ETL and How it Changed Over Time
Modern world data and its usage has drastically changed
when compared to a decade ago. There is a gap caused by the traditional
ETL processes when processing modern data. The following are some of the
main reasons for this:
- Modern data processes often include real-time streaming data, and organizations need real-time insights into processes.
- The systems need to perform ETL on data streams without using batch processing, and they should handle high data rates by scaling the system.
- Some single-server databases are now replaced by distributed data platforms (e.g., Cassandra, MongoDB, Elasticsearch, SAAS apps), message brokers(e.g., Kafka, ActiveMQ, etc.) and several other types of endpoints.
- The system should have the capability to plugin additional sources or sinks to connect on the go in a manageable way.
- Repeated data processing due to ad hoc architecture has to be eliminated.
- Change data capture technologies used with traditional ETL has to be integrated to also support traditional operations.
- Heterogeneous data sources are available and should look at maintenance with new requirements.
- Sources and Target endpoints should be decoupled from the business logic. Data mapper layers should allow new sources and endpoints to be plugged in seamlessly in a manner that does not affect the transformation.

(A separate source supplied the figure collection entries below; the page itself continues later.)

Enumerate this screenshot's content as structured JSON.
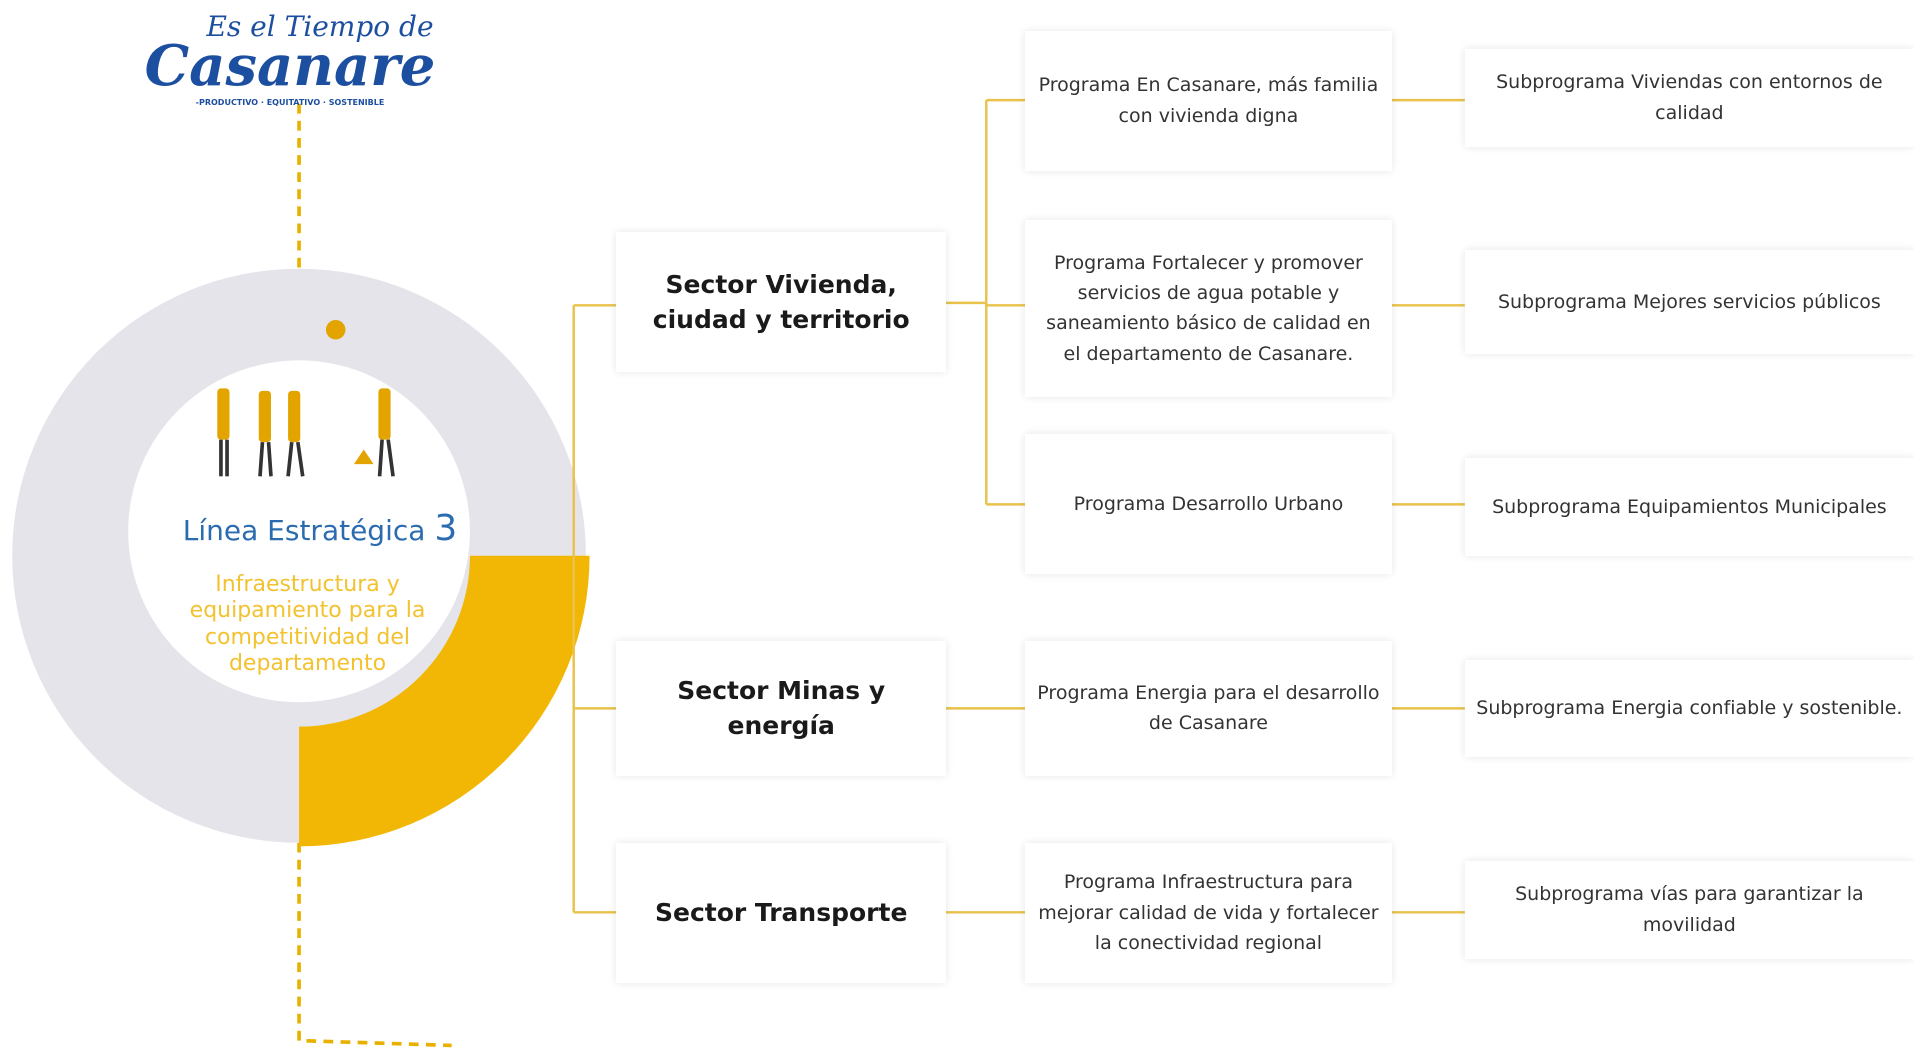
{
  "logo": {
    "top": "Es el Tiempo de",
    "name": "Casanare",
    "tagline": "-PRODUCTIVO · EQUITATIVO · SOSTENIBLE"
  },
  "line": {
    "label": "Línea Estratégica",
    "number": "3",
    "description": "Infraestructura y equipamiento para la competitividad del departamento"
  },
  "sectors": [
    {
      "name": "Sector Vivienda, ciudad y territorio",
      "programs": [
        {
          "name": "Programa En Casanare, más familia con vivienda digna",
          "subprogram": "Subprograma Viviendas con entornos de calidad"
        },
        {
          "name": "Programa Fortalecer y promover servicios de agua potable y saneamiento básico de calidad en el departamento de Casanare.",
          "subprogram": "Subprograma Mejores servicios públicos"
        },
        {
          "name": "Programa Desarrollo Urbano",
          "subprogram": "Subprograma Equipamientos Municipales"
        }
      ]
    },
    {
      "name": "Sector Minas y energía",
      "programs": [
        {
          "name": "Programa Energia para el desarrollo de Casanare",
          "subprogram": "Subprograma Energia confiable y sostenible."
        }
      ]
    },
    {
      "name": "Sector Transporte",
      "programs": [
        {
          "name": "Programa Infraestructura  para mejorar calidad de vida y fortalecer la conectividad regional",
          "subprogram": "Subprograma vías para garantizar la movilidad"
        }
      ]
    }
  ]
}
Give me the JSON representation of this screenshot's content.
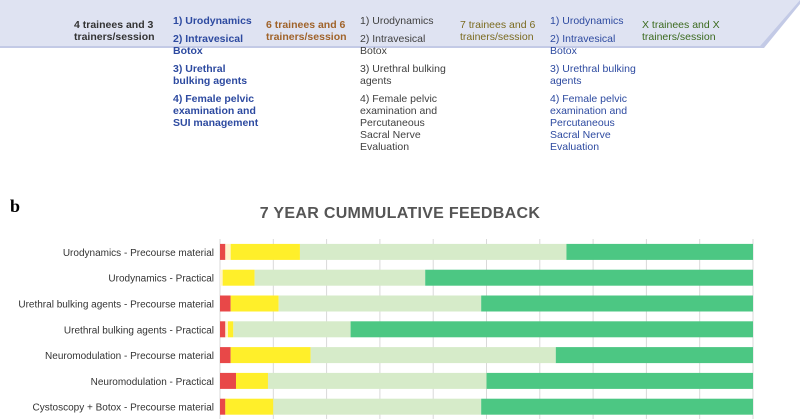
{
  "panel_a": {
    "columns": [
      {
        "count": "4 trainees and 3 trainers/session",
        "items": [
          "1) Urodynamics",
          "2) Intravesical Botox",
          "3) Urethral bulking agents",
          "4) Female pelvic examination and SUI management"
        ]
      },
      {
        "count": "6 trainees and 6 trainers/session",
        "items": [
          "1) Urodynamics",
          "2) Intravesical Botox",
          "3) Urethral bulking agents",
          "4) Female pelvic examination and Percutaneous Sacral Nerve Evaluation"
        ]
      },
      {
        "count": "7 trainees and 6 trainers/session",
        "items": [
          "1) Urodynamics",
          "2) Intravesical Botox",
          "3) Urethral bulking agents",
          "4) Female pelvic examination and Percutaneous Sacral Nerve Evaluation"
        ]
      },
      {
        "count": "X trainees and X trainers/session",
        "items": []
      }
    ]
  },
  "panel_label": "b",
  "chart_data": {
    "type": "bar",
    "orientation": "horizontal-stacked-percent",
    "title": "7 YEAR CUMMULATIVE FEEDBACK",
    "categories": [
      "Urodynamics - Precourse material",
      "Urodynamics - Practical",
      "Urethral bulking agents - Precourse material",
      "Urethral bulking agents - Practical",
      "Neuromodulation - Precourse material",
      "Neuromodulation - Practical",
      "Cystoscopy + Botox - Precourse material"
    ],
    "xlim": [
      0,
      100
    ],
    "grid": true,
    "series": [
      {
        "color": "#e84848",
        "values": [
          1,
          0,
          2,
          1,
          2,
          3,
          1
        ]
      },
      {
        "color": "#fff3cc",
        "values": [
          1,
          0.5,
          0,
          0.5,
          0,
          0,
          0
        ]
      },
      {
        "color": "#ffef2a",
        "values": [
          13,
          6,
          9,
          1,
          15,
          6,
          9
        ]
      },
      {
        "color": "#d6ebc9",
        "values": [
          50,
          32,
          38,
          22,
          46,
          41,
          39
        ]
      },
      {
        "color": "#4cc783",
        "values": [
          35,
          61.5,
          51,
          75.5,
          37,
          50,
          51
        ]
      }
    ]
  }
}
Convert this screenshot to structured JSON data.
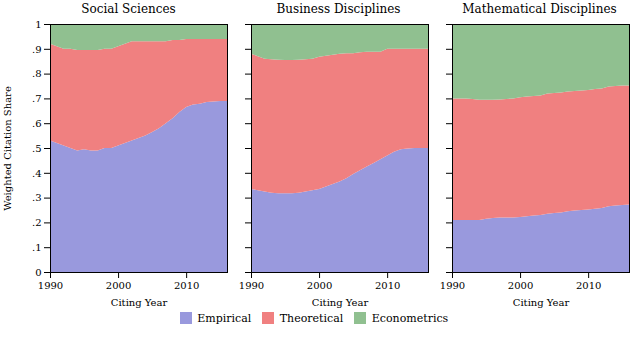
{
  "chart_data": [
    {
      "type": "area",
      "title": "Social Sciences",
      "xlabel": "Citing Year",
      "ylabel": "Weighted Citation Share",
      "stacked": true,
      "grid": false,
      "legend": "bottom",
      "x": [
        1990,
        1991,
        1992,
        1993,
        1994,
        1995,
        1996,
        1997,
        1998,
        1999,
        2000,
        2001,
        2002,
        2003,
        2004,
        2005,
        2006,
        2007,
        2008,
        2009,
        2010,
        2011,
        2012,
        2013,
        2014,
        2015,
        2016
      ],
      "xlim": [
        1990,
        2016
      ],
      "xticks": [
        1990,
        2000,
        2010
      ],
      "ylim": [
        0,
        1
      ],
      "yticks": [
        0,
        {
          "value": 0.1,
          "label": ".1"
        },
        {
          "value": 0.2,
          "label": ".2"
        },
        {
          "value": 0.3,
          "label": ".3"
        },
        {
          "value": 0.4,
          "label": ".4"
        },
        {
          "value": 0.5,
          "label": ".5"
        },
        {
          "value": 0.6,
          "label": ".6"
        },
        {
          "value": 0.7,
          "label": ".7"
        },
        {
          "value": 0.8,
          "label": ".8"
        },
        {
          "value": 0.9,
          "label": ".9"
        },
        1
      ],
      "series": [
        {
          "name": "Empirical",
          "color": "#9999dd",
          "values": [
            0.53,
            0.52,
            0.51,
            0.5,
            0.49,
            0.495,
            0.49,
            0.49,
            0.5,
            0.5,
            0.51,
            0.52,
            0.53,
            0.54,
            0.55,
            0.565,
            0.58,
            0.6,
            0.62,
            0.645,
            0.665,
            0.675,
            0.678,
            0.685,
            0.688,
            0.69,
            0.69
          ]
        },
        {
          "name": "Theoretical",
          "color": "#f08080",
          "values": [
            0.39,
            0.39,
            0.39,
            0.4,
            0.405,
            0.4,
            0.405,
            0.405,
            0.4,
            0.4,
            0.4,
            0.4,
            0.4,
            0.39,
            0.38,
            0.365,
            0.35,
            0.33,
            0.315,
            0.29,
            0.275,
            0.265,
            0.262,
            0.255,
            0.252,
            0.25,
            0.25
          ]
        },
        {
          "name": "Econometrics",
          "color": "#90c090",
          "values": [
            0.08,
            0.09,
            0.1,
            0.1,
            0.105,
            0.105,
            0.105,
            0.105,
            0.1,
            0.1,
            0.09,
            0.08,
            0.07,
            0.07,
            0.07,
            0.07,
            0.07,
            0.07,
            0.065,
            0.065,
            0.06,
            0.06,
            0.06,
            0.06,
            0.06,
            0.06,
            0.06
          ]
        }
      ]
    },
    {
      "type": "area",
      "title": "Business Disciplines",
      "xlabel": "Citing Year",
      "stacked": true,
      "grid": false,
      "tick_labels": "x",
      "x": [
        1990,
        1991,
        1992,
        1993,
        1994,
        1995,
        1996,
        1997,
        1998,
        1999,
        2000,
        2001,
        2002,
        2003,
        2004,
        2005,
        2006,
        2007,
        2008,
        2009,
        2010,
        2011,
        2012,
        2013,
        2014,
        2015,
        2016
      ],
      "xlim": [
        1990,
        2016
      ],
      "xticks": [
        1990,
        2000,
        2010
      ],
      "ylim": [
        0,
        1
      ],
      "yticks": [
        0,
        0.1,
        0.2,
        0.3,
        0.4,
        0.5,
        0.6,
        0.7,
        0.8,
        0.9,
        1
      ],
      "series": [
        {
          "name": "Empirical",
          "color": "#9999dd",
          "values": [
            0.335,
            0.33,
            0.325,
            0.32,
            0.318,
            0.318,
            0.318,
            0.32,
            0.325,
            0.33,
            0.335,
            0.345,
            0.355,
            0.365,
            0.378,
            0.395,
            0.41,
            0.425,
            0.44,
            0.455,
            0.47,
            0.485,
            0.495,
            0.498,
            0.5,
            0.5,
            0.5
          ]
        },
        {
          "name": "Theoretical",
          "color": "#f08080",
          "values": [
            0.545,
            0.54,
            0.535,
            0.538,
            0.538,
            0.537,
            0.537,
            0.536,
            0.533,
            0.53,
            0.533,
            0.527,
            0.521,
            0.515,
            0.504,
            0.487,
            0.476,
            0.463,
            0.448,
            0.433,
            0.43,
            0.415,
            0.405,
            0.402,
            0.4,
            0.4,
            0.4
          ]
        },
        {
          "name": "Econometrics",
          "color": "#90c090",
          "values": [
            0.12,
            0.13,
            0.14,
            0.142,
            0.144,
            0.145,
            0.145,
            0.144,
            0.142,
            0.14,
            0.132,
            0.128,
            0.124,
            0.12,
            0.118,
            0.118,
            0.114,
            0.112,
            0.112,
            0.112,
            0.1,
            0.1,
            0.1,
            0.1,
            0.1,
            0.1,
            0.1
          ]
        }
      ]
    },
    {
      "type": "area",
      "title": "Mathematical Disciplines",
      "xlabel": "Citing Year",
      "stacked": true,
      "grid": false,
      "tick_labels": "x",
      "x": [
        1990,
        1991,
        1992,
        1993,
        1994,
        1995,
        1996,
        1997,
        1998,
        1999,
        2000,
        2001,
        2002,
        2003,
        2004,
        2005,
        2006,
        2007,
        2008,
        2009,
        2010,
        2011,
        2012,
        2013,
        2014,
        2015,
        2016
      ],
      "xlim": [
        1990,
        2016
      ],
      "xticks": [
        1990,
        2000,
        2010
      ],
      "ylim": [
        0,
        1
      ],
      "yticks": [
        0,
        0.1,
        0.2,
        0.3,
        0.4,
        0.5,
        0.6,
        0.7,
        0.8,
        0.9,
        1
      ],
      "series": [
        {
          "name": "Empirical",
          "color": "#9999dd",
          "values": [
            0.21,
            0.21,
            0.21,
            0.21,
            0.21,
            0.215,
            0.218,
            0.22,
            0.22,
            0.22,
            0.222,
            0.225,
            0.228,
            0.23,
            0.235,
            0.238,
            0.24,
            0.245,
            0.248,
            0.25,
            0.252,
            0.255,
            0.258,
            0.265,
            0.268,
            0.27,
            0.272
          ]
        },
        {
          "name": "Theoretical",
          "color": "#f08080",
          "values": [
            0.49,
            0.49,
            0.49,
            0.488,
            0.485,
            0.48,
            0.477,
            0.476,
            0.478,
            0.48,
            0.483,
            0.483,
            0.482,
            0.482,
            0.485,
            0.484,
            0.484,
            0.483,
            0.482,
            0.482,
            0.482,
            0.483,
            0.482,
            0.483,
            0.482,
            0.482,
            0.48
          ]
        },
        {
          "name": "Econometrics",
          "color": "#90c090",
          "values": [
            0.3,
            0.3,
            0.3,
            0.302,
            0.305,
            0.305,
            0.305,
            0.304,
            0.302,
            0.3,
            0.295,
            0.292,
            0.29,
            0.288,
            0.28,
            0.278,
            0.276,
            0.272,
            0.27,
            0.268,
            0.266,
            0.262,
            0.26,
            0.252,
            0.25,
            0.248,
            0.248
          ]
        }
      ]
    }
  ]
}
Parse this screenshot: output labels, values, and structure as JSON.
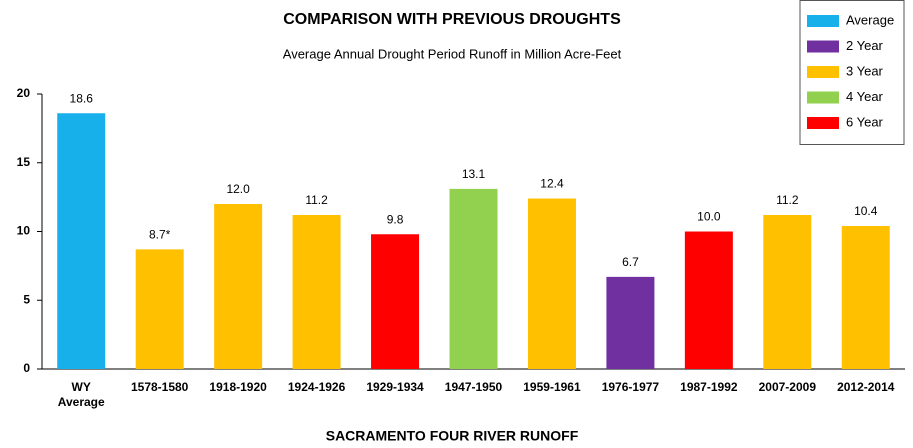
{
  "chart_data": {
    "type": "bar",
    "title": "COMPARISON WITH PREVIOUS DROUGHTS",
    "subtitle": "Average Annual Drought Period Runoff in Million Acre-Feet",
    "x_label": "SACRAMENTO FOUR RIVER RUNOFF",
    "categories": [
      "WY Average",
      "1578-1580",
      "1918-1920",
      "1924-1926",
      "1929-1934",
      "1947-1950",
      "1959-1961",
      "1976-1977",
      "1987-1992",
      "2007-2009",
      "2012-2014"
    ],
    "values": [
      18.6,
      8.7,
      12.0,
      11.2,
      9.8,
      13.1,
      12.4,
      6.7,
      10.0,
      11.2,
      10.4
    ],
    "value_labels": [
      "18.6",
      "8.7*",
      "12.0",
      "11.2",
      "9.8",
      "13.1",
      "12.4",
      "6.7",
      "10.0",
      "11.2",
      "10.4"
    ],
    "colors": [
      "#17b0ea",
      "#ffc000",
      "#ffc000",
      "#ffc000",
      "#ff0000",
      "#92d050",
      "#ffc000",
      "#7030a0",
      "#ff0000",
      "#ffc000",
      "#ffc000"
    ],
    "legend": [
      {
        "name": "Average",
        "color": "#17b0ea"
      },
      {
        "name": "2 Year",
        "color": "#7030a0"
      },
      {
        "name": "3 Year",
        "color": "#ffc000"
      },
      {
        "name": "4 Year",
        "color": "#92d050"
      },
      {
        "name": "6 Year",
        "color": "#ff0000"
      }
    ],
    "legend_position": "upper right",
    "ylim": [
      0,
      20
    ],
    "yticks": [
      0,
      5,
      10,
      15,
      20
    ],
    "grid": false
  }
}
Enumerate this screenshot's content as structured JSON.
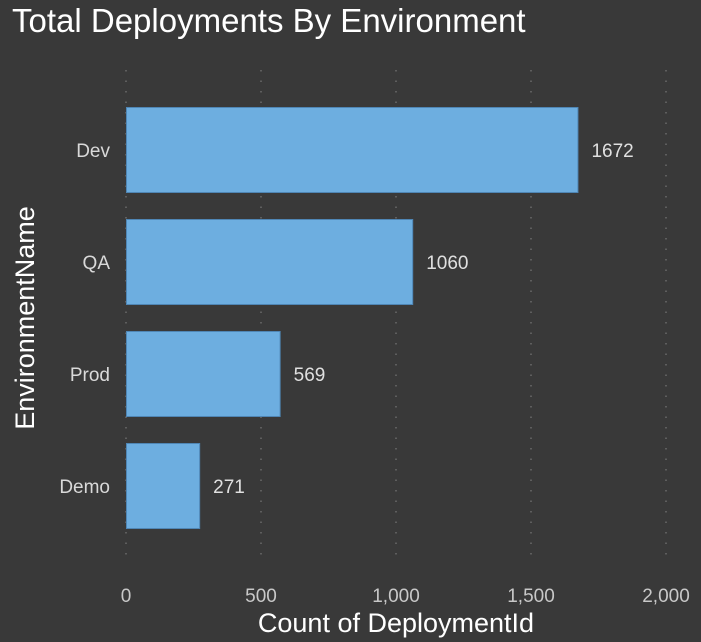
{
  "chart_data": {
    "type": "bar",
    "orientation": "horizontal",
    "title": "Total Deployments By Environment",
    "xlabel": "Count of DeploymentId",
    "ylabel": "EnvironmentName",
    "categories": [
      "Dev",
      "QA",
      "Prod",
      "Demo"
    ],
    "values": [
      1672,
      1060,
      569,
      271
    ],
    "data_labels": [
      "1672",
      "1060",
      "569",
      "271"
    ],
    "xlim": [
      0,
      2000
    ],
    "xticks": [
      0,
      500,
      1000,
      1500,
      2000
    ],
    "xtick_labels": [
      "0",
      "500",
      "1,000",
      "1,500",
      "2,000"
    ],
    "grid": "vertical-dotted",
    "legend": "none",
    "colors": {
      "bar": "#6daee0",
      "bar_border": "#4f86b5",
      "background": "#393939",
      "grid": "#6a6a6a"
    }
  }
}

Data mapping layer - Received data should be standardized before transformation (or executing business rules).
- Data should be converted to specific formats after transformation and before publishing to endpoints.
- Data cleansing is not the only process defined in
transformation in the modern world. There are many business requirements
that organizations need to be fulfilled.
- Current data processing should use filters, joins, aggregations, sequences, patterns, and enriching mechanisms to execute complex business rules.